Foto: os pilotos dos caças Mirage taiwaneses caminham na pista de uma base da cidade de Hsinchu em janeiro deste ano, durante os exercícios de preparação militar antes do Ano Novo Chinês. Enquanto o poderio militar chinês cresce, os Estados Unidos estão expandindo laços estratégicos com aliados regionais como Taiwan. REUTERS/ Tyrone Siu

Apesar desses movimentos assertivos, ainda há dúvidas de dentro do ELP sobre a capacidade das forças chinesas de competir com os EUA e outras potências militares avançadas. Em inúmeros comentários publicados, oficiais e estrategistas chineses apontam a falta de experiência em conflito do ELP, deficiências tecnológicas e falha na introdução de comando e controle eficazes.

A tomada de poder e a agenda ousada de Xi também representam um grande risco para ele pessoalmente, o partido e a China. Tem havido especulação generalizada na China de que a repressão à corrupção no exército e o expurgo paralelo no partido e nos funcionários do governo são, pelo menos em parte, uma resposta de Xi para uma violenta luta pelo poder nos bastidores.

Evidências raras disso vieram à tona numa reunião estratégica de oficiais do alto escalão. Próximo do 19º Congresso do Partido em outubro de 2017, Liu Shiyu, até então o principal regulador do mercado de ações na China, acusou um grupo de oficiais sênior expulsos durante o expurgo de planejarem um golpe, incluindo o ex-chefe militar Guo Boxiong. Mais cedo, o jornal oficial militar sugeriu acusações similares, sem citar evidências. Guo, que estava preso sob denúncias de corrupção, não pode ser contatado para comentar. O governo chinês não fez mais comentários sob essa alegação.

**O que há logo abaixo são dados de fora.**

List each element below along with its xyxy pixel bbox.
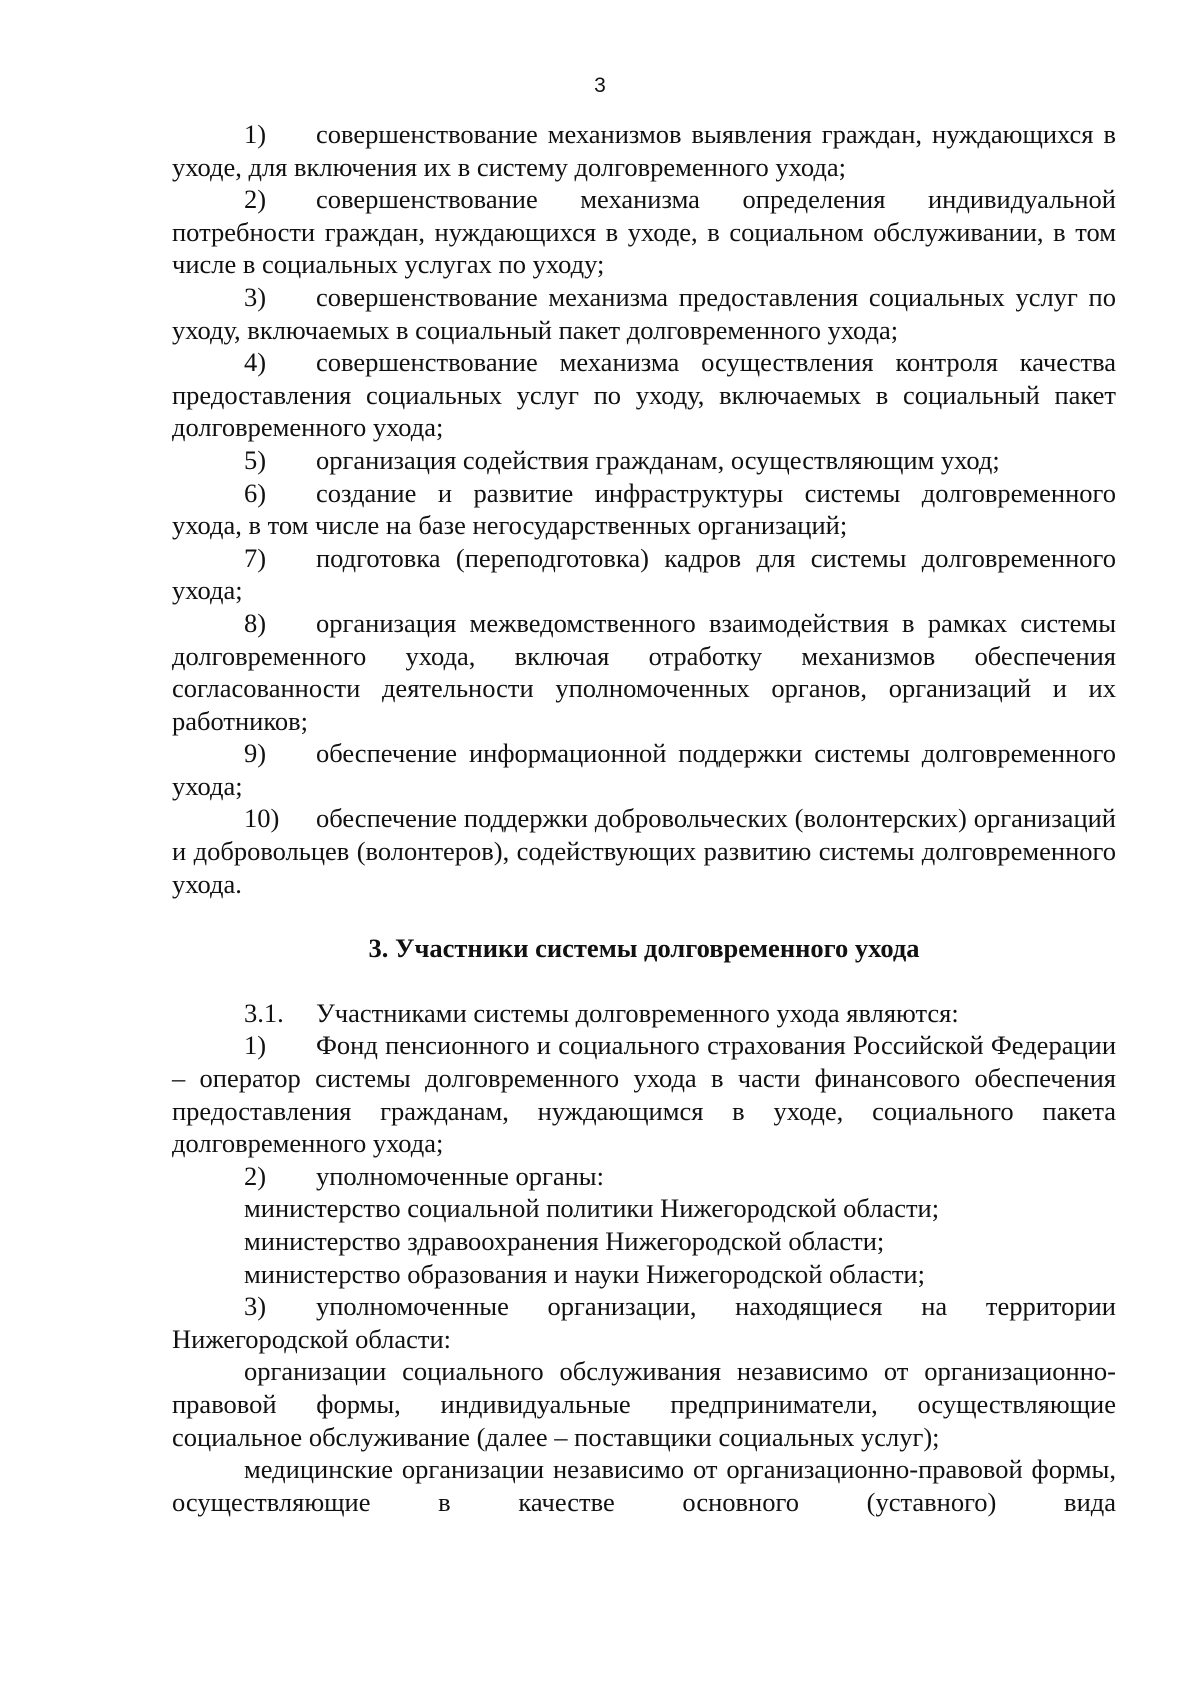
- section-title: 3. Участники системы долговременного ухода: [368, 933, 920, 964]
- list-item: [172, 281, 1116, 346]
- item-text: уполномоченные организации, находящиеся на территории Нижегородской области:: [172, 1291, 1116, 1354]
- clause: [172, 997, 1116, 1030]
- item-number: 3): [244, 281, 267, 312]
- ministry-item: министерство социальной политики Нижегородской области;: [244, 1193, 940, 1224]
- item-number: 2): [244, 1160, 267, 1191]
- list-item: [172, 1290, 1116, 1355]
- list-item: [172, 542, 1116, 607]
- org-paragraph: организации социального обслуживания независимо от организационно-правовой формы, индивидуальные предприниматели, осуществляющие социальное обслуживание (далее – поставщики социальных услуг);: [172, 1356, 1116, 1452]
- item-number: 8): [244, 607, 267, 638]
- item-number: 2): [244, 184, 267, 215]
- item-text: создание и развитие инфраструктуры системы долговременного ухода, в том числе на базе негосударственных организаций;: [172, 477, 1116, 541]
- ministry-item: министерство образования и науки Нижегородской области;: [244, 1258, 925, 1289]
- item-text: Фонд пенсионного и социального страхования Российской Федерации – оператор системы долговременного ухода в части финансового обеспечения предоставления гражданам, нуждающимся в уходе, социального пакета долговременного ухода;: [172, 1030, 1116, 1159]
- item-text: организация межведомственного взаимодействия в рамках системы долговременного ухода, включая отработку механизмов обеспечения согласованности деятельности уполномоченных органов, организаций и их работников;: [172, 607, 1116, 736]
- item-text: организация содействия гражданам, осуществляющим уход;: [316, 444, 1000, 475]
- item-text: совершенствование механизма предоставления социальных услуг по уходу, включаемых в социальный пакет долговременного ухода;: [172, 281, 1116, 345]
- item-number: 3): [244, 1291, 267, 1322]
- item-text: совершенствование механизма осуществления контроля качества предоставления социальных услуг по уходу, включаемых в социальный пакет долговременного ухода;: [172, 347, 1116, 443]
- spacer: [172, 965, 1116, 997]
- item-number: 6): [244, 477, 267, 508]
- item-text: обеспечение информационной поддержки системы долговременного ухода;: [172, 738, 1116, 801]
- list-item: [172, 802, 1116, 900]
- document-body: [172, 118, 1116, 1518]
- list-item: [172, 183, 1116, 281]
- list-item: [172, 737, 1116, 802]
- goals-list: [172, 118, 1116, 900]
- item-text: совершенствование механизма определения индивидуальной потребности граждан, нуждающихся в уходе, в социальном обслуживании, в том числе в социальных услугах по уходу;: [172, 184, 1116, 280]
- participants-section: [172, 997, 1116, 1519]
- item-number: 5): [244, 444, 267, 475]
- item-text: обеспечение поддержки добровольческих (волонтерских) организаций и добровольцев (волонтеров), содействующих развитию системы долговременного ухода.: [172, 803, 1116, 899]
- item-text: совершенствование механизмов выявления граждан, нуждающихся в уходе, для включения их в систему долговременного ухода;: [172, 119, 1116, 182]
- page-number: 3: [594, 74, 606, 97]
- org-paragraph: медицинские организации независимо от организационно-правовой формы, осуществляющие в качестве основного (уставного) вида: [172, 1454, 1116, 1517]
- item-number: 1): [244, 1030, 267, 1061]
- item-number: 4): [244, 347, 267, 378]
- item-text: подготовка (переподготовка) кадров для системы долговременного ухода;: [172, 542, 1116, 606]
- list-item: [172, 1029, 1116, 1159]
- item-number: 1): [244, 119, 267, 149]
- spacer: [172, 900, 1116, 932]
- list-item: [172, 607, 1116, 737]
- list-item: [172, 1160, 1116, 1193]
- list-item: [172, 346, 1116, 444]
- ministry-item: министерство здравоохранения Нижегородской области;: [244, 1226, 885, 1256]
- item-number: 7): [244, 542, 267, 573]
- item-number: 10): [244, 803, 280, 834]
- list-item: [172, 118, 1116, 183]
- list-item: [172, 444, 1116, 477]
- list-item: [172, 477, 1116, 542]
- item-text: уполномоченные органы:: [316, 1160, 604, 1191]
- clause-number: 3.1.: [244, 997, 284, 1028]
- item-number: 9): [244, 738, 267, 769]
- clause-text: Участниками системы долговременного ухода являются:: [316, 997, 959, 1028]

Ao derrubar tantos militares poderosos, líderes do partido e suas facções, Xi fez muitos inimigos perigosos, dizem pessoas ligadas à liderança. E aumentos exorbitantes dos gastos militares vão se tornar mais difíceis de sustentar se o crescimento da economia chinesa sobrecarregada de dívidas continuar a desacelerar.

Ainda assim, Xi não mostra sinais de diminuir seu ímpeto para galvanizar os militares chineses. Em 25 de outubro, ele fez um tour no Comando Teatral Sul na cidade de Guangzhou, o quartel general responsável pelo contestado Mar do Sul da China. A televisão estatal mostrou Xi de uniforme e botas de combate, caminhando pelo posto de comando com altos executivos. Xi, reportou a mídia estatal, disse a oficiais para se concentrarem em “se preparar para guerra e para o combate”.

Foto: Xi Jinping inspeciona tropas em Hong Kong durante o evento em 2017 marcando o 20º aniversário da transferência da cidade do domínio britânico.